If there is any doubt that a soundtrack can be just as important to popular culture as movies, then all you have to do is look back into music history. Soundtracks have a long background of sometimes eclipsing the popularity of the movie they support. There are many young men and women who have never watched Dirty Dancing, but can sing you “Time of My Life” on cue, and who doesn’t know every soaring note of Titanic’s titanic hit, “My Heart Will Go On”?

Soundtracks also allow musical artists room to expand the horizons of fans both old and new. Daft Punk showed off its signature sound, and also its aptitude for orchestral scores on the soundtrack for 2010’s Tron: Legacy, while both Paramore and Death Cab for Cutie got a little more angsty and a whole lot more mainstream with their contributions to the Twilight soundtracks (“I Caught Myself” and “Meet Me on The Equinox,” respectively).

“I think soundtracks are important because aside from orchestral pieces, they let certain artists do stand-alone work – such as Aerosmith’s ‘I Don’t Wanna Miss a Thing,’” said senior English major Chris Pantelis. “They let artists branch out and experiment.”

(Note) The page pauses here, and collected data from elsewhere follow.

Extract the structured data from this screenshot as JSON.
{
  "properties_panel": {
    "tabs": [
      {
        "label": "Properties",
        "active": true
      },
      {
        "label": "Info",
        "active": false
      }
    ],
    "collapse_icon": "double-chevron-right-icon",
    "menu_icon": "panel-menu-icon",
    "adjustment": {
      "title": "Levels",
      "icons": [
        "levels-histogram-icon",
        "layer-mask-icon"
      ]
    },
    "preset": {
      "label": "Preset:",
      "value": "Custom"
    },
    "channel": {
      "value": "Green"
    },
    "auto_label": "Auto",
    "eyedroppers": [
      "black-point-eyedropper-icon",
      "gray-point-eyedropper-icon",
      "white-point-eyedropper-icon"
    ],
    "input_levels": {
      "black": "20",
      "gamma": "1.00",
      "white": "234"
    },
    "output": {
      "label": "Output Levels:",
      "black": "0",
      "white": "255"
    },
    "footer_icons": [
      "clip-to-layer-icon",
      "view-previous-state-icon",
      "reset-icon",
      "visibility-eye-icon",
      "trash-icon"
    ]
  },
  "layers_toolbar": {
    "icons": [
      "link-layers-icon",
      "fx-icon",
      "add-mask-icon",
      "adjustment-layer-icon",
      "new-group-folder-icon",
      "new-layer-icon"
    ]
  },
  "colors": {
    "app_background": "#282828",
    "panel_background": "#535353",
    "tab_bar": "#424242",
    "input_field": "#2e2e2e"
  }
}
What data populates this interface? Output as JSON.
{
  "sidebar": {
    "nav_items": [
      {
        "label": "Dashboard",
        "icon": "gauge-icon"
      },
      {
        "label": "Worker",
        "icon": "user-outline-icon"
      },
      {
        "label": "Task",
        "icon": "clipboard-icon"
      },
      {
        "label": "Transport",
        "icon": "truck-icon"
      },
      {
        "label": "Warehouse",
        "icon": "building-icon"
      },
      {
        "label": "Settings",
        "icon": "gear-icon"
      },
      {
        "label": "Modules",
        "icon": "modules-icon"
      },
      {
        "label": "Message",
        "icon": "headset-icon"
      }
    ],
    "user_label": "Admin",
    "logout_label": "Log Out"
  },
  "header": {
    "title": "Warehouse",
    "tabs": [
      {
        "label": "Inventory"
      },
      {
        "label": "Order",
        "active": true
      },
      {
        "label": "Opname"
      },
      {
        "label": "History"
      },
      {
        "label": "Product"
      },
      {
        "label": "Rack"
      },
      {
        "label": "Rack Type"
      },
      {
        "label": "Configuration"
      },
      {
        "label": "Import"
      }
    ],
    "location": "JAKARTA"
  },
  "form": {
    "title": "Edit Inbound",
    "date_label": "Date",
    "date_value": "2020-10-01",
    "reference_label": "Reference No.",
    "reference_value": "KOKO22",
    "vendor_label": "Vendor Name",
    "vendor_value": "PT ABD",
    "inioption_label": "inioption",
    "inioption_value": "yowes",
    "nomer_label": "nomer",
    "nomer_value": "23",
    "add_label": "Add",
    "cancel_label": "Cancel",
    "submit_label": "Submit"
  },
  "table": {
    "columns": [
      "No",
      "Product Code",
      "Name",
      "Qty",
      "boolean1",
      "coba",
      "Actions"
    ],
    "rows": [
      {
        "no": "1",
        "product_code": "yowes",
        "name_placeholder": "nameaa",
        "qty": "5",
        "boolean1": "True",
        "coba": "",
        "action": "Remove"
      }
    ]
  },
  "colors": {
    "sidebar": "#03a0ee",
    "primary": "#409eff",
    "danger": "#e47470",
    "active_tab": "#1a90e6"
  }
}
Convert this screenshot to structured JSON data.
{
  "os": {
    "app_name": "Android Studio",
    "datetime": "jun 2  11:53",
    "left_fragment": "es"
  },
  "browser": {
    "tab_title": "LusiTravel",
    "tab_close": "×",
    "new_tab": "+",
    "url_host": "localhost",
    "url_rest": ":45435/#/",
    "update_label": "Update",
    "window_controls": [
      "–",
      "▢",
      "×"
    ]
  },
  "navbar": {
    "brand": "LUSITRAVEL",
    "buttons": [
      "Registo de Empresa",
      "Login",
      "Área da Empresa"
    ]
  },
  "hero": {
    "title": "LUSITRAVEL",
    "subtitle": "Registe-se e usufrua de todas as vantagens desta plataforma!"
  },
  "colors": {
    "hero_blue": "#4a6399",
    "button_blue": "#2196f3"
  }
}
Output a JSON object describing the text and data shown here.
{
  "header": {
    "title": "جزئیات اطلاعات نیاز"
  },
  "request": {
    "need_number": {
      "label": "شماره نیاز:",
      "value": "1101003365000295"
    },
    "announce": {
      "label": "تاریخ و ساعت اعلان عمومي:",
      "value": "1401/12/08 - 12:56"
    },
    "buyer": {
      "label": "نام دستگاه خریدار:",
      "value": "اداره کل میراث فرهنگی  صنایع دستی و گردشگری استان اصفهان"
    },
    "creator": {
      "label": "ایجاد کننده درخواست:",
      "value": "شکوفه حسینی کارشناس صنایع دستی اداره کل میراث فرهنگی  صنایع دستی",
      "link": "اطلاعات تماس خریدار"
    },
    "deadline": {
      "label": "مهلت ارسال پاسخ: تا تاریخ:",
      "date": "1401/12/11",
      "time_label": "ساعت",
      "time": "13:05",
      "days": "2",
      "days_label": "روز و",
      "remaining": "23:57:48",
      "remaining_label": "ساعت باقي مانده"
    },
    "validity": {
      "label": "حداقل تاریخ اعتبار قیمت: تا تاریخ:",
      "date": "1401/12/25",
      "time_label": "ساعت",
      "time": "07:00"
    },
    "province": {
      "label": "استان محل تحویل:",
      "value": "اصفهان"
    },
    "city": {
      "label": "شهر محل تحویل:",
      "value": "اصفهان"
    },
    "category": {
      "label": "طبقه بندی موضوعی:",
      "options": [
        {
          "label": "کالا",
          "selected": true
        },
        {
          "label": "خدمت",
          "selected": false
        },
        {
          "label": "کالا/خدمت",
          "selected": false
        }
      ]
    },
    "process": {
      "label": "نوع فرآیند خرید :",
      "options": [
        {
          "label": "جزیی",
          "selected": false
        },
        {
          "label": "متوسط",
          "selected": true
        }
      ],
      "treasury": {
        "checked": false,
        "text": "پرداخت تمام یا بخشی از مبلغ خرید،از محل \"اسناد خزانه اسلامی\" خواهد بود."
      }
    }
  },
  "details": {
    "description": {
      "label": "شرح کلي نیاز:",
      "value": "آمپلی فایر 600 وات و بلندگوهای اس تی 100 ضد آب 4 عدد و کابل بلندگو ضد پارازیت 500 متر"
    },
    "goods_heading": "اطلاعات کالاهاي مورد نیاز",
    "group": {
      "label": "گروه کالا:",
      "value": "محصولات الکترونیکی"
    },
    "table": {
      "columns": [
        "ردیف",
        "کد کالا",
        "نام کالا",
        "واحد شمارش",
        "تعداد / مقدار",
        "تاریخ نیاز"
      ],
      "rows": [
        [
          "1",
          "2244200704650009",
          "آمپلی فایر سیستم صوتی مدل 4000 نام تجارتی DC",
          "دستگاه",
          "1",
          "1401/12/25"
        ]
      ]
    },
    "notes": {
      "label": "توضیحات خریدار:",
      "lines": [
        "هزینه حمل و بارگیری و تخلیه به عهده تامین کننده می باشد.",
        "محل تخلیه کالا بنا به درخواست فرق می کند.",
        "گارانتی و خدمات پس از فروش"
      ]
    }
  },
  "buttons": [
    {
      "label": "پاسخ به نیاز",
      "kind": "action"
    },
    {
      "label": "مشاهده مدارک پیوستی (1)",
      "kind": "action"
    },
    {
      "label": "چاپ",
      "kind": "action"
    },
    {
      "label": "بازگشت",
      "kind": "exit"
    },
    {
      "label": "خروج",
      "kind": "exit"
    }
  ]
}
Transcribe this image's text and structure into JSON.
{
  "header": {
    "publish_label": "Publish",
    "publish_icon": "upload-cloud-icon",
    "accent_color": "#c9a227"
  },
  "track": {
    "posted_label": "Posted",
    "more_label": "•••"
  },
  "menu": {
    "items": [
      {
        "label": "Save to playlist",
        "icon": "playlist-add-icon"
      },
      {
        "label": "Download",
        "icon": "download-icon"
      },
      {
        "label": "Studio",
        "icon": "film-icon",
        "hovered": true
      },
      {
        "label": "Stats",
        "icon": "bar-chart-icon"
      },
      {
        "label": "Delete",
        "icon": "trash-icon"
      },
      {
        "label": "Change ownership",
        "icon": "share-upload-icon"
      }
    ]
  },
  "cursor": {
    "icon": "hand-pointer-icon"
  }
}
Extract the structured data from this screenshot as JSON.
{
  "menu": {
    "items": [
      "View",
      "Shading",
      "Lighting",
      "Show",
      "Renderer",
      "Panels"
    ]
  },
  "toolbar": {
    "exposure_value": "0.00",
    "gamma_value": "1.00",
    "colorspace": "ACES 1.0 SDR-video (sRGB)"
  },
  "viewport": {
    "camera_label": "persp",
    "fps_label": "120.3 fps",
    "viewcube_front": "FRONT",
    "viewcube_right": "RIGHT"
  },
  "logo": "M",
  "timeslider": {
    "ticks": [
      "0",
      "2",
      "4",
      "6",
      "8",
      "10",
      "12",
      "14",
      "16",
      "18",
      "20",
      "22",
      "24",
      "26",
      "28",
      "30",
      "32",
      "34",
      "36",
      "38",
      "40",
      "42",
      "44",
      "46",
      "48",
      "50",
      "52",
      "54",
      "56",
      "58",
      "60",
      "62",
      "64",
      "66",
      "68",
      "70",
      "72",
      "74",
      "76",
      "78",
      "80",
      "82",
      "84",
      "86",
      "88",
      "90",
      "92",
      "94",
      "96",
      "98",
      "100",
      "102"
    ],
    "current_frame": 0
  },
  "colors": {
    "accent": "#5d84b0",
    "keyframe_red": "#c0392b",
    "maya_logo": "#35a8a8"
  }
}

The reason I’m pointing all of this out is because there is a new killer soundtrack on the scene, and I wonder whether or not it will receive the same amount – or even more attention than – as the film it’s married to. The Hunger Games (Songs From District 12 and Beyond) hit shelves this week, and I must say, it’s pretty great. Helmed by Grammy and Oscar-winning producer T-Bone Burnett, the 16-song collection effectively conveys the dark, grimy and brutal world of The Hunger Games. The pop and sparkle of other YA movie franchises is nowhere to be found; instead, listeners will be enticed and perhaps a bit disturbed by the themes of war, death, hopelessness and martyrdom.

That’s not to say that the album is alienating. Familiar, popular names such as Taylor Swift and Maroon 5 appear to anchor down the teenage draw, while still laying the foundation for a more somber experience. And for those who aren’t “into” mainstream names, The Decemberists and The Arcade Fire are there to please their fan base and gain more followers.

It’s an arduous task, creating an effective soundtrack. Zach Braff notoriously handpicked every track on the Garden State album, editing and re-editing his picks until the fully conveyed the emotions his characters experienced onscreen. Even if you aren’t enamored with the art and importance of the soundtrack, you have to admit that you can’t always escape their influences.

“I don’t necessarily think of soundtracks as important,” said Jamie Petersen, senior English and communicative disorders major, “But I know sometimes I buy songs I wouldn’t normally buy because I hear it in a movie.”

So when you head out to see The Hunger Games in theaters this weekend, consider the songs you’ll hear while the credits roll. After all, you never know when a song will indeed change your life.